Googling SQL PIVOT brings up answers to more complex situations than I need with aggregations, and although I did find this simple SQL Pivot Query , it's pivoting on a single table, whereas I have two, it's doing a rank partition which I don't know is necessary, I can't actually get it to work, plus it's 5 years old and I'm hoping there's an easier way.

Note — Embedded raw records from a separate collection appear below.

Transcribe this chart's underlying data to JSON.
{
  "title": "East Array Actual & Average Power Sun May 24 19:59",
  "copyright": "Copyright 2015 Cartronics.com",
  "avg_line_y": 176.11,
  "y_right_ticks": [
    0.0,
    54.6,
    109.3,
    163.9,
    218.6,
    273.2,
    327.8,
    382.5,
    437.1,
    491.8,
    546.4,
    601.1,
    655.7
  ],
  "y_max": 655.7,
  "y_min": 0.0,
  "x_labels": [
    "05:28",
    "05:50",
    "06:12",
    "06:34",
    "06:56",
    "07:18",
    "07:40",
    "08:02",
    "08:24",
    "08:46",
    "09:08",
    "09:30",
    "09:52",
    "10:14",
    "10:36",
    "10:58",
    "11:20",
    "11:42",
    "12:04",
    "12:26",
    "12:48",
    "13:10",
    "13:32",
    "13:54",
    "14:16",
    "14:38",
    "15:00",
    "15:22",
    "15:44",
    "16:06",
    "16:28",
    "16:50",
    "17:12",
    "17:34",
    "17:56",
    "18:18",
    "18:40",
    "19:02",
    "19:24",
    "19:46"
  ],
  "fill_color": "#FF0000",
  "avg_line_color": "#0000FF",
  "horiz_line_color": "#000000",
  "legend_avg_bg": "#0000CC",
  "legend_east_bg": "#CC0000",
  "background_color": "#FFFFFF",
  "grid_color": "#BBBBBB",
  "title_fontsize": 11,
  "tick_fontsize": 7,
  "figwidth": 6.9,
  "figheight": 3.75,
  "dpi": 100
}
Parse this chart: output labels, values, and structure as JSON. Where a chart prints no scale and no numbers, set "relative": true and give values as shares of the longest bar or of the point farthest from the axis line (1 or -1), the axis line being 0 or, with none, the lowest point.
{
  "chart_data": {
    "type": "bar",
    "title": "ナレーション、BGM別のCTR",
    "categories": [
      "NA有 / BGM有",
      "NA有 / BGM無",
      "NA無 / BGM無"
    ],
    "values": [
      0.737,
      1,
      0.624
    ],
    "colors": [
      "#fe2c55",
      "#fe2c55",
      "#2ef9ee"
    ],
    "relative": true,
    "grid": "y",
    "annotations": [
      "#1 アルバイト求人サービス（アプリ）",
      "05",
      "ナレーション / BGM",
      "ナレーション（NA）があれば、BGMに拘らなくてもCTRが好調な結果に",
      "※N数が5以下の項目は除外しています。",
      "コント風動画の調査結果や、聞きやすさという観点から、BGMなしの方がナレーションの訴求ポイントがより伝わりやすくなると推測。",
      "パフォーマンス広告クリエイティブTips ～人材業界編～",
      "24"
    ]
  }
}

I am sure this is a duplicate question so if someone can find it then please do!
People table:
PersonID
========
1
2
3
Device table:
DeviceID | PersonID
===================
1111 1
2222 1
3333 1
123 2
456 2
9999 3
I do a join like this:
SELECT p.PersonID, d.DeviceID FROM People p
LEFT JOIN Device d on d.PersonID = p.PersonID
Which gives me:
PersonID | DeviceID
===================
1 1111
1 2222
1 3333
2 123
2 456
3 9999
I know what you're thinking, it's just the Device
table, but this is a minimal version of the query and tables, there's much more going on in the real ones,
I want to be able to inject a join on the People
table to the Device
table and get three columns:
Must I use PIVOT to get the results like this? (there will always be a max of three devices per person)
PersonID | 1 | 2 | 3
===============================================
1 1111 2222 3333
2 123 456
3 9999
(Where the blanks would be NULL)
I'm trying:
SELECT PersonID, [1], [2], [3]
FROM (
SELECT p.PersonID, d.DeviceID FROM People p
LEFT JOIN Device d on d.PersonID = p.PersonID) AS r
PIVOT
(
MAX(DeviceID)
FOR DeviceID IN([1], [2], [3])
) AS p;
But it's giving me NULL for all three columns.